Perilaku pengasuhan pada tikus termasuk membangun sarang, melayang-layang di atas anak-anaknya di dalam sarang, dan mengambil anak-anaknya dan membawanya kembali ke sarang. Setelah neuron kritis dibungkam, tikus betina perawan meninggalkan anak tikus tersebar di sekitar kandang, bahkan setelah kawin dan melahirkan anak mereka sendiri.

Perilaku lain seperti menyusui dan membangun sarang juga terpengaruh, dan para ibu bertindak secara keseluruhan seolah-olah mereka memiliki sedikit motivasi untuk perilaku mengasuh. Akibatnya, banyak anak tikus yang tidak dapat bertahan hidup tanpa bantuan induknya.

“Kami menemukan bahwa peningkatan regulasi reseptor kalsitonin seperti dorongan di otak yang memotivasi tikus untuk merawat anak-anaknya, menekan kepentingan diri sendiri dan kecenderungan untuk menghindari situasi yang berisiko dan tidak menyenangkan” kata Kuroda.

Setelah menetapkan bahwa neuron cMPOA yang mengekspresikan reseptor kalsitonin diperlukan untuk pengasuhan, para peneliti berhipotesis bahwa reseptor itu sendiri memiliki fungsi khusus dalam menghasilkan peningkatan motivasi untuk pengasuhan yang diamati pada ibu.

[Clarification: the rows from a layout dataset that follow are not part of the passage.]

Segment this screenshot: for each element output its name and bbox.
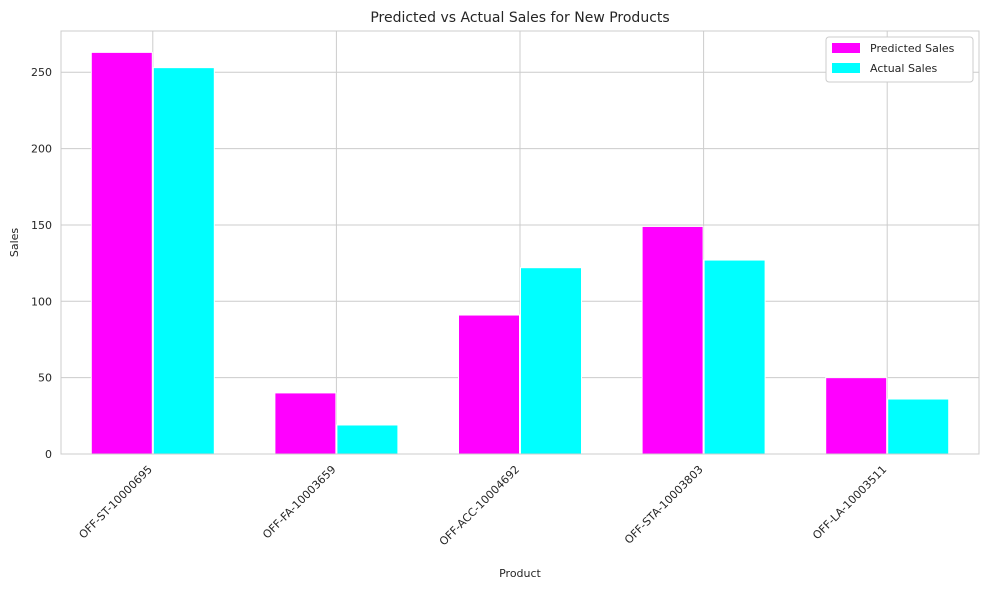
y-tick-label: 250 bbox=[31, 66, 52, 79]
y-tick-label: 50 bbox=[38, 372, 52, 385]
legend-swatch-predicted bbox=[832, 43, 860, 53]
y-tick-label: 150 bbox=[31, 219, 52, 232]
plot-frame bbox=[60, 30, 980, 455]
legend: Predicted Sales Actual Sales bbox=[825, 36, 974, 83]
legend-label-predicted: Predicted Sales bbox=[870, 42, 955, 55]
y-tick-label: 100 bbox=[31, 295, 52, 308]
actual-sales-bar bbox=[336, 424, 399, 455]
y-tick-labels: 0 50 100 150 200 250 bbox=[31, 66, 52, 461]
y-tick-label: 200 bbox=[31, 143, 52, 156]
x-axis-label: Product bbox=[499, 567, 541, 580]
actual-sales-bar bbox=[520, 267, 582, 455]
predicted-sales-bar bbox=[825, 377, 888, 455]
actual-sales-bar bbox=[887, 398, 950, 455]
actual-sales-bar bbox=[703, 259, 766, 455]
legend-swatch-actual bbox=[832, 63, 860, 73]
y-axis-label: Sales bbox=[8, 228, 21, 258]
predicted-sales-bar bbox=[90, 51, 153, 455]
legend-box bbox=[825, 36, 974, 83]
legend-label-actual: Actual Sales bbox=[870, 62, 938, 75]
y-tick-label: 0 bbox=[45, 448, 52, 461]
chart-title: Predicted vs Actual Sales for New Produc… bbox=[370, 10, 669, 26]
actual-sales-bar bbox=[152, 67, 215, 455]
predicted-sales-bar bbox=[641, 225, 704, 455]
bars bbox=[90, 51, 950, 455]
predicted-sales-bar bbox=[274, 392, 337, 455]
predicted-sales-bar bbox=[458, 314, 520, 455]
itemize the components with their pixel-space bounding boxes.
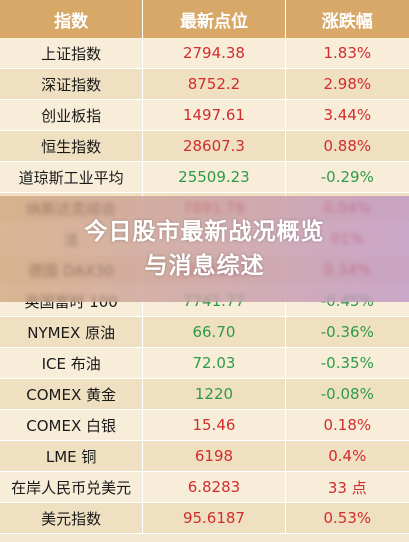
latest-point-value: 1497.61: [182, 106, 245, 124]
change-percent-value: 0.4%: [328, 447, 367, 465]
index-name: 上证指数: [41, 44, 102, 63]
latest-point-value: 28607.3: [182, 137, 245, 155]
title-banner: 今日股市最新战况概览 与消息综述: [0, 196, 409, 302]
index-name: LME 铜: [45, 447, 97, 466]
latest-point-value: 6.8283: [187, 478, 241, 496]
banner-title-line1: 今日股市最新战况概览: [84, 219, 325, 245]
latest-point-value: 6198: [194, 447, 234, 465]
table-row: 道琼斯工业平均 25509.23 -0.29%: [0, 162, 409, 193]
column-divider: [284, 69, 286, 99]
column-divider: [142, 379, 144, 409]
index-name: 创业板指: [41, 106, 102, 125]
column-divider: [284, 317, 286, 347]
index-name: ICE 布油: [41, 354, 101, 373]
column-divider: [142, 410, 144, 440]
column-divider: [142, 69, 144, 99]
column-divider: [284, 379, 286, 409]
change-percent-value: 3.44%: [323, 106, 372, 124]
table-body: 上证指数 2794.38 1.83% 深证指数 8752.2 2.98% 创业板指 1497.…: [0, 38, 409, 534]
table-row: LME 铜 6198 0.4%: [0, 441, 409, 472]
table-row: ICE 布油 72.03 -0.35%: [0, 348, 409, 379]
index-name: COMEX 白银: [26, 416, 117, 435]
latest-point-value: 8752.2: [187, 75, 241, 93]
table-row: COMEX 白银 15.46 0.18%: [0, 410, 409, 441]
index-name: COMEX 黄金: [26, 385, 117, 404]
column-divider: [284, 410, 286, 440]
column-divider: [142, 0, 144, 38]
change-percent-value: 0.88%: [323, 137, 372, 155]
column-divider: [284, 348, 286, 378]
table-row: 深证指数 8752.2 2.98%: [0, 69, 409, 100]
header-index: 指数: [54, 11, 89, 32]
change-percent-value: 1.83%: [323, 44, 372, 62]
column-divider: [284, 38, 286, 68]
table-row: 美元指数 95.6187 0.53%: [0, 503, 409, 534]
latest-point-value: 15.46: [192, 416, 236, 434]
latest-point-value: 2794.38: [182, 44, 245, 62]
column-divider: [142, 348, 144, 378]
latest-point-value: 72.03: [192, 354, 236, 372]
latest-point-value: 66.70: [192, 323, 236, 341]
index-name: 美元指数: [41, 509, 102, 528]
latest-point-value: 25509.23: [178, 168, 250, 186]
table-row: 创业板指 1497.61 3.44%: [0, 100, 409, 131]
column-divider: [284, 131, 286, 161]
table-row: 在岸人民币兑美元 6.8283 33 点: [0, 472, 409, 503]
index-name: 在岸人民币兑美元: [11, 478, 132, 497]
column-divider: [284, 503, 286, 533]
banner-title-line2: 与消息综述: [144, 253, 265, 279]
index-name: 深证指数: [41, 75, 102, 94]
column-divider: [142, 472, 144, 502]
change-percent-value: 0.53%: [323, 509, 372, 527]
change-percent-value: 33 点: [327, 478, 367, 497]
index-name: 恒生指数: [41, 137, 102, 156]
column-divider: [142, 38, 144, 68]
header-latest-point: 最新点位: [179, 11, 248, 32]
index-name: NYMEX 原油: [27, 323, 116, 342]
change-percent-value: -0.29%: [320, 168, 374, 186]
table-row: NYMEX 原油 66.70 -0.36%: [0, 317, 409, 348]
index-name: 道琼斯工业平均: [18, 168, 124, 187]
column-divider: [142, 131, 144, 161]
column-divider: [284, 162, 286, 192]
change-percent-value: -0.35%: [320, 354, 374, 372]
column-divider: [284, 441, 286, 471]
column-divider: [142, 503, 144, 533]
change-percent-value: 0.18%: [323, 416, 372, 434]
latest-point-value: 1220: [194, 385, 234, 403]
table-row: 上证指数 2794.38 1.83%: [0, 38, 409, 69]
change-percent-value: 2.98%: [323, 75, 372, 93]
table-row: 恒生指数 28607.3 0.88%: [0, 131, 409, 162]
change-percent-value: -0.08%: [320, 385, 374, 403]
change-percent-value: -0.36%: [320, 323, 374, 341]
table-row: COMEX 黄金 1220 -0.08%: [0, 379, 409, 410]
table-header: 指数 最新点位 涨跌幅: [0, 0, 409, 38]
latest-point-value: 95.6187: [182, 509, 245, 527]
column-divider: [142, 317, 144, 347]
column-divider: [284, 472, 286, 502]
column-divider: [284, 100, 286, 130]
column-divider: [142, 441, 144, 471]
header-change-percent: 涨跌幅: [321, 11, 373, 32]
column-divider: [142, 100, 144, 130]
column-divider: [142, 162, 144, 192]
column-divider: [284, 0, 286, 38]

Untuk menguji hipotesis ini, tim merancang sebuah pengujian baru. Alih-alih menempatkan anak-anak tikus di dekat sarangnya, mereka menempatkannya di suatu lokasi yang lebih tinggi dan sulit dijangkau. Berada di lokasi ini, membuat tikus sedikit tidak nyaman dan menakutkan. Betina perawan yang akan mengambil anak tikus di sarang menolak melakukannya di lokasi yang tinggi itu. Sebaliknya, induk tikus selalu mengambil anak-anaknya. Ini menunjukkan bahwa dorongan mereka untuk mengasuh lebih besar meskipun berisiko.

Namun, ketika tingkat reseptor kalsitonin berkurang sekitar setengahnya, bahkan induk tikus pun ragu-ragu dan membutuhkan waktu lebih lama untuk menyelesaikan pekerjaan tersebut.